Today, many view Ford’s approach as heavy-handed and disrespectful of the immigrants and the cultures they brought with them. Diversity is now often celebrated as a source of cultural richness rather than a threat to prevailing American values. Rather than demanding acculturation, many public institutions make concession to the languages and traditions immigrants bring with them to the United States. For example, government manuals, voter guides, and school materials are today offered in several languages.

Many, however, argue that Ford had it right -- that both America and its immigrants are better served by rapid acculturation.

In debating this resolution, you may take several approaches. One possibility would be to focus narrowly on Ford’s program and similar company acculturation programs.

  • Is this an appropriate role for employers?
  • Should pay be linked to lifestyle?
  • Are employers, and the marketplace, the entities best suited to bring about rapid adaptation to American life?

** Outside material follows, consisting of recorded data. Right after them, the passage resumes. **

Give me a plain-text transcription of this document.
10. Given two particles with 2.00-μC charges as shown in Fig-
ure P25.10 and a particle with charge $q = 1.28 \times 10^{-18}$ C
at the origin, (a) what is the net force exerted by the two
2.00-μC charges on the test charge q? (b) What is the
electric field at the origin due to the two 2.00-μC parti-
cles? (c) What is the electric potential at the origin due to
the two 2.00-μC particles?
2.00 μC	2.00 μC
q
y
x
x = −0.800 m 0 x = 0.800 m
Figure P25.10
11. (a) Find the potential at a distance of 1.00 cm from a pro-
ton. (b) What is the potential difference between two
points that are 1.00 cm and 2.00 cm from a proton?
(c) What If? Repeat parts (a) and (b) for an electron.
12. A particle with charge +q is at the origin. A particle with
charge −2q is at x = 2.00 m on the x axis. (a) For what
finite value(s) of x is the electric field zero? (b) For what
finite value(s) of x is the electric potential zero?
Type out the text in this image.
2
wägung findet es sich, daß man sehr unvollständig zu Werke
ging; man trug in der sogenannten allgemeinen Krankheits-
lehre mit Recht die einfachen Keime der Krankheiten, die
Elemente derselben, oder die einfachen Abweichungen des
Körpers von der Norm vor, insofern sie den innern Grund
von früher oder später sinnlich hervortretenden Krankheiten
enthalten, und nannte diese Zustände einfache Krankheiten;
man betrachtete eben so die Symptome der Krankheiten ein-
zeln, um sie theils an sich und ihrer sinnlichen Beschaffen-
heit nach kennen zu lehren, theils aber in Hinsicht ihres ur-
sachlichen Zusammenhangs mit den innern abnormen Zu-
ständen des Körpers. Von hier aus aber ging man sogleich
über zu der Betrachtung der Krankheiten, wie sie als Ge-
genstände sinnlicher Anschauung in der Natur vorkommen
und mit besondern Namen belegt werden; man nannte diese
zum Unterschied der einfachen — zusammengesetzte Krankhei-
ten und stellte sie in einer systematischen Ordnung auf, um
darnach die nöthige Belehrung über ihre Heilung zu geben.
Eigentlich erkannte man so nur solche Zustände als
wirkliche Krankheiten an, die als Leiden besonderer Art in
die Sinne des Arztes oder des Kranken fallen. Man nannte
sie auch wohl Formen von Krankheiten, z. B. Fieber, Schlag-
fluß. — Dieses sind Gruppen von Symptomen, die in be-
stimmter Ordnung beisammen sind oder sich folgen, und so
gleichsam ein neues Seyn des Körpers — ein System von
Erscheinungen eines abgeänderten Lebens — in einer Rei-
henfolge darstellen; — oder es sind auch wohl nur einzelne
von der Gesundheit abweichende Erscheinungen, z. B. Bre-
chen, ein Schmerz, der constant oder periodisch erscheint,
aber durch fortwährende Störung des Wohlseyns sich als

You might alternatively, however, decide to focus the debate more broadly and philosophically: Is America and its immigrant population best served by encouraging/demanding acculturation or accepting a culturally, and even linguistically, diverse population?

(Lesson aligned with CA History-Social Sciences 9th-12th grade chronological and spatial thinking standard 1; historical research, evidence, and point of view standard 4; historical interpretation standards 1, 3, 4; 11th grade American History standard 11.5.2)

Instructions for Your Students

As you listen to your teacher describe the details of Henry Ford's "Americanization" campaign, imagine yourself as an immigrant worker at one of his auto plants. Would Ford's methods help you and your family adjust to life in America? Or would you feel that your privacy and freedom to live as you wish had been violated? Should a similar "Americanization" plan be developed for immigration to the United States today? Why or why not?